Le groupe fait preuve d'optimisme et
attend en 2003 une croissance du bénéfice par action de 8 à 11 % et une
croissance à 2 chiffres des profits des activités pharmaceutiques. Mais nous
sommes moins confiants. Alors qu'il disposait jusqu'ici de
5 médicaments phare, le groupe n'en aura plus que 3 l'an prochain. Les ventes
devraient stagner pour l'anticholestérol Zocor (n°1 du
groupe) qui va bientôt perdre certains brevets
en Europe, ainsi que pour l'antidouleur Vioxx (concurrence).
Dans les ventes de médicaments sous licence, la concurrence des génériques sur
l'anti-ulcéreux Prilosec (AstraZeneca) vient de commencer, plus tôt que prévu
par Merck. Face à ces problèmes (brevets et concurrence), le groupe cherche à se
recentrer sur son activité stratégique : la fabrication de médicaments.
Ainsi, il compte entamer l'été prochain la cession en Bourse de Medco, filiale
de distribution.

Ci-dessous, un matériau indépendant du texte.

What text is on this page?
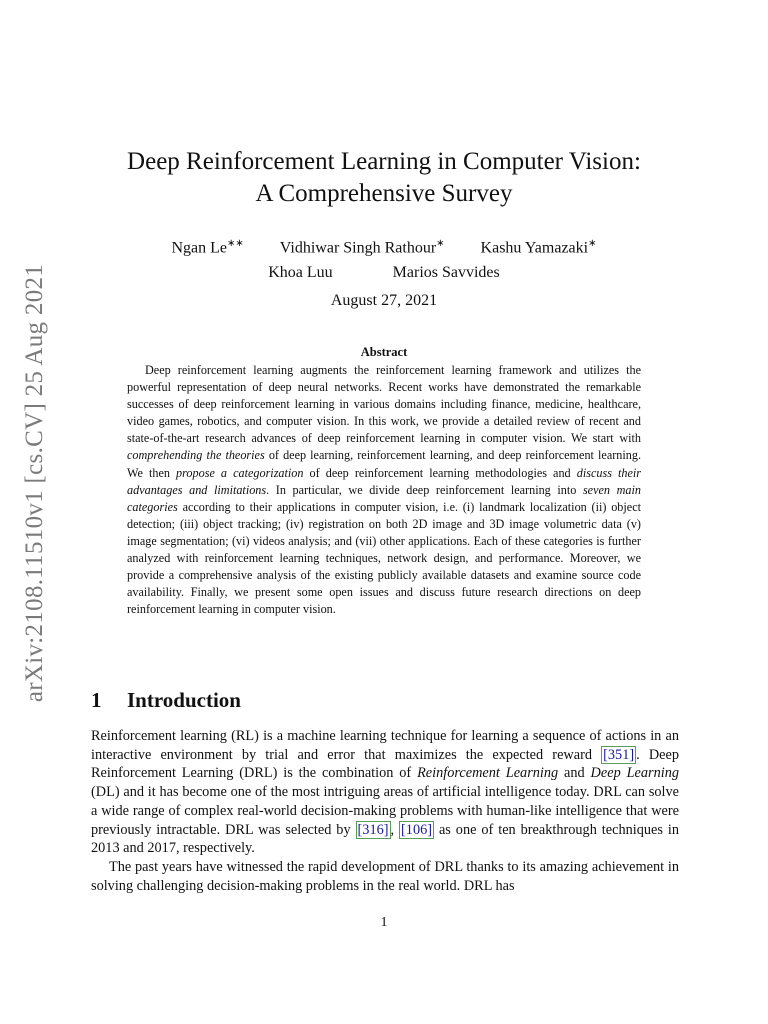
arXiv:2108.11510v1 [cs.CV] 25 Aug 2021
Deep Reinforcement Learning in Computer Vision:
A Comprehensive Survey
Ngan Le∗∗ Vidhiwar Singh Rathour∗ Kashu Yamazaki∗
Khoa Luu	Marios Savvides
August 27, 2021
Abstract

Deep reinforcement learning augments the reinforcement learning framework and utilizes the powerful representation of deep neural networks. Recent works have demonstrated the remarkable successes of deep reinforcement learning in various domains including finance, medicine, healthcare, video games, robotics, and computer vision. In this work, we provide a detailed review of recent and state-of-the-art research advances of deep reinforcement learning in computer vision. We start with comprehending the theories of deep learning, reinforcement learning, and deep reinforcement learning. We then propose a categorization of deep reinforcement learning methodologies and discuss their advantages and limitations. In particular, we divide deep reinforcement learning into seven main categories according to their applications in computer vision, i.e. (i) landmark localization (ii) object detection; (iii) object tracking; (iv) registration on both 2D image and 3D image volumetric data (v) image segmentation; (vi) videos analysis; and (vii) other applications. Each of these categories is further analyzed with reinforcement learning techniques, network design, and performance. Moreover, we provide a comprehensive analysis of the existing publicly available datasets and examine source code availability. Finally, we present some open issues and discuss future research directions on deep reinforcement learning in computer vision.

1	Introduction

Reinforcement learning (RL) is a machine learning technique for learning a sequence of actions in an interactive environment by trial and error that maximizes the expected reward [351] . Deep Reinforcement Learning (DRL) is the combination of Reinforcement Learning and Deep Learning (DL) and it has become one of the most intriguing areas of artificial intelligence today. DRL can solve a wide range of complex real-world decision-making problems with human-like intelligence that were previously intractable. DRL was selected by [316] , [106] as one of ten breakthrough techniques in 2013 and 2017, respectively.

The past years have witnessed the rapid development of DRL thanks to its amazing achievement in solving challenging decision-making problems in the real world. DRL has

1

Et pour l'après 2003, les perspectives sont incertaines. Les
molécules en développement ne devraient pas être lancées avant 2005.
Suffiront-elles à compenser la perte du brevet américain du Zocor en 2006 ?
Merck ne nous convainc pas. A court terme l'arrivée plus rapide des
génériques sur le Prilosec contredit son
optimisme. Nous réduisons dès lors nos prévisions de bénéfice par action en 2003
à 3,37 USD. A moyen terme, la faiblesse du pipeline (médicaments en
développement) nous fait douter des perspectives bénéficiaires. Bien que
l'action soit correctement évaluée, nous préférons vendre.